Dawid Tomala: Rozwalić Paryż!

Rozmowa z Dawidem Tomalą, mistrzem olimpijskim w chodzie na 50 km.


Po sukcesie na igrzyskach w 2021 roku miniony sezon nie był dla pana łatwy. Gdzie szukać przyczyn niepowodzeń?

Dawid TOMALA: – To prawda, nie był on łatwy, ale już teraz mogę spokojnie stwierdzić, że również wiele mnie nauczył. Oczekiwałem od siebie chyba zbyt wiele. Trzeba też pamiętać, że chodziarski maraton na dystansie 50 km został zastąpiony znacznie krótszym – 35 km. I teraz już wiem, że potrzebuję zdecydowanie więcej czasu na przestawienie się na, moim zdaniem, inną konkurencję. Sporo muszę zmienić w swoim treningu, bo dystans 35 km jest zbliżony pod względem wymogów do 20 km. A ponadto po igrzyskach byłem rozchwytywany i zamiast skupić na swoim zdrowiu, nie myślałem o nim. Miałem swoje 5 minut i – wcale tego nie ukrywam – chciałem z tego skorzystać. Ale też tego nie żałuję. To była moja chwila i chciałem zobaczyć, jak to jest. Teraz już wiem (śmiech) i drugi raz tak już nie postąpię. Trzeba się skupić na tym, co najważniejsze. Otrzymałem surową lekcję, którą już przetrawiłem i wyciągnąłem wnioski. Mogę tylko solennie zapewnić, że w przyszłości takie błędy nie będą miały miejsca. Zamykam ten rozdział.

Jednak trudno zapomnieć o kontuzji, jakiej pan doznał. Ona również miała wpływ na tegoroczne dokonania?

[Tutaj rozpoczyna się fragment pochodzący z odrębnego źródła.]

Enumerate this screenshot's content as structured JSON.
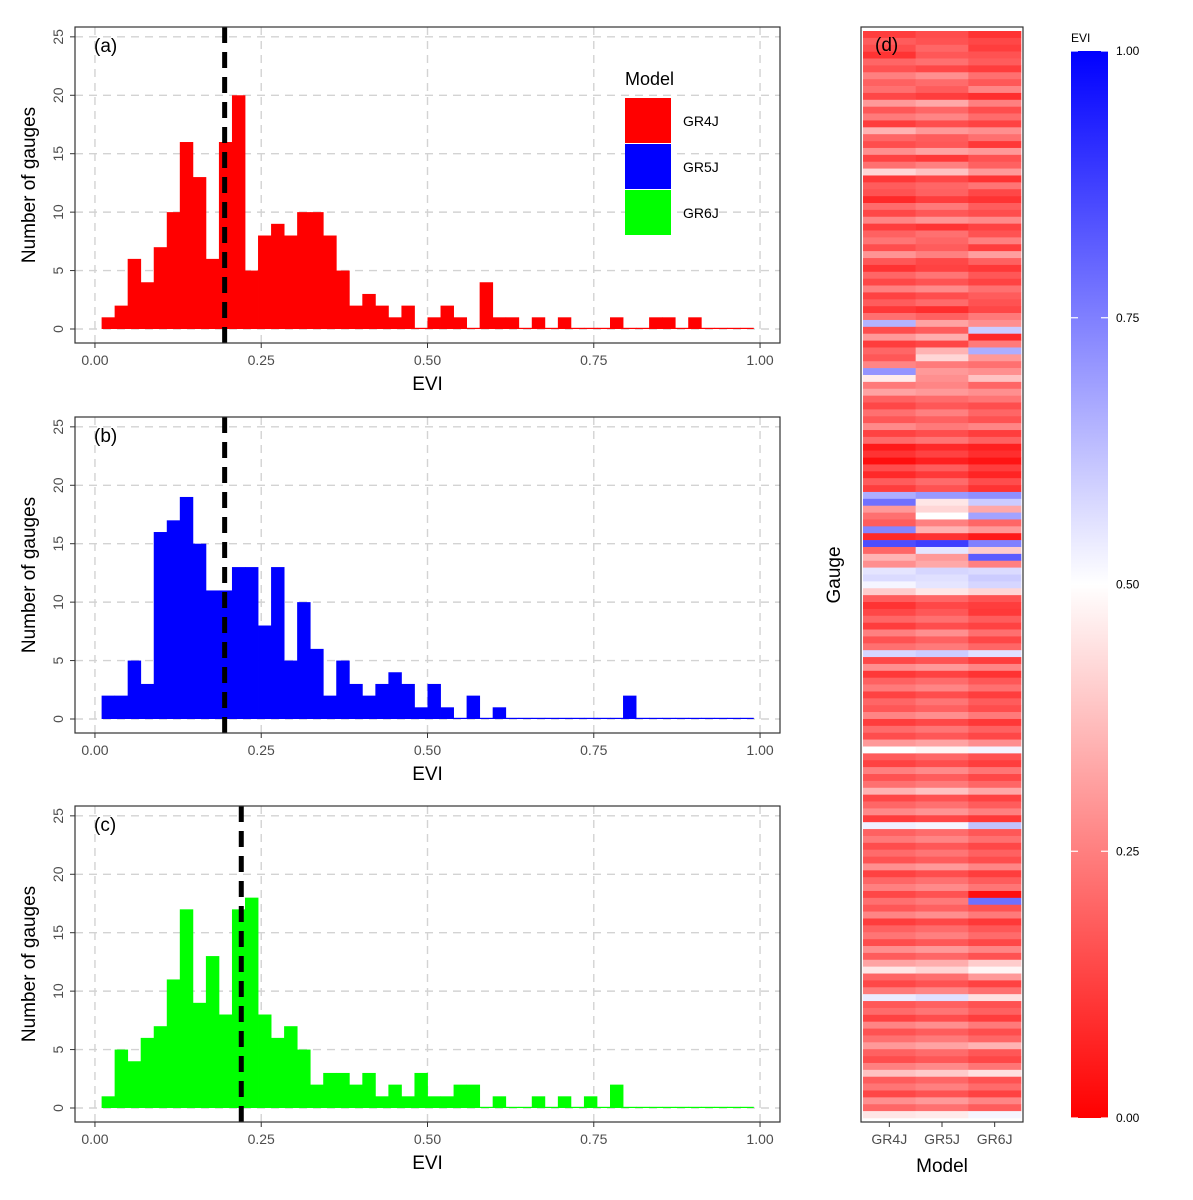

Dawid TOMALA: – Z bólem kolana walczyłem już w roku olimpijskim, ale wtedy leczenie zachowawcze przyniosło efekt. Niemniej po igrzyskach powinienem był skupić się na leczeniu, by jak najlepiej się przygotować do kolejnego sezonu. Ale, jak już wcześniej wspomniałem, skupiłem się na innych sprawach. W sezonie letnim uraz kolana mocno się nasilił i postanowiłem zrobić z tym porządek. Trafiłem do profesora Krzysztofa Ficka w klinice Galen oraz jego wytrawnych specjalistów. Profesor mówi: – „Najłatwiej wbić zastrzyk i pozbyć się bólu na jakiś czas”. Ale po chwili dodaje: – „Trzeba znaleźć jego przyczynę i wyleczyć kontuzję”. Mogę teraz głośno powiedzieć, że wszystko idzie w dobrym kierunku i mam nadzieję, że kłopoty zdrowotne będę miał za sobą. Jestem przekonany, że dziękim takim fachowcom będę walczył o medale w najważniejszych imprezach w kolejnych sezonach.

Czy dobrze się stało, że po mistrzostwach świata w Eugene zrezygnował pan z kolejnego startu – w mistrzostwach Europy?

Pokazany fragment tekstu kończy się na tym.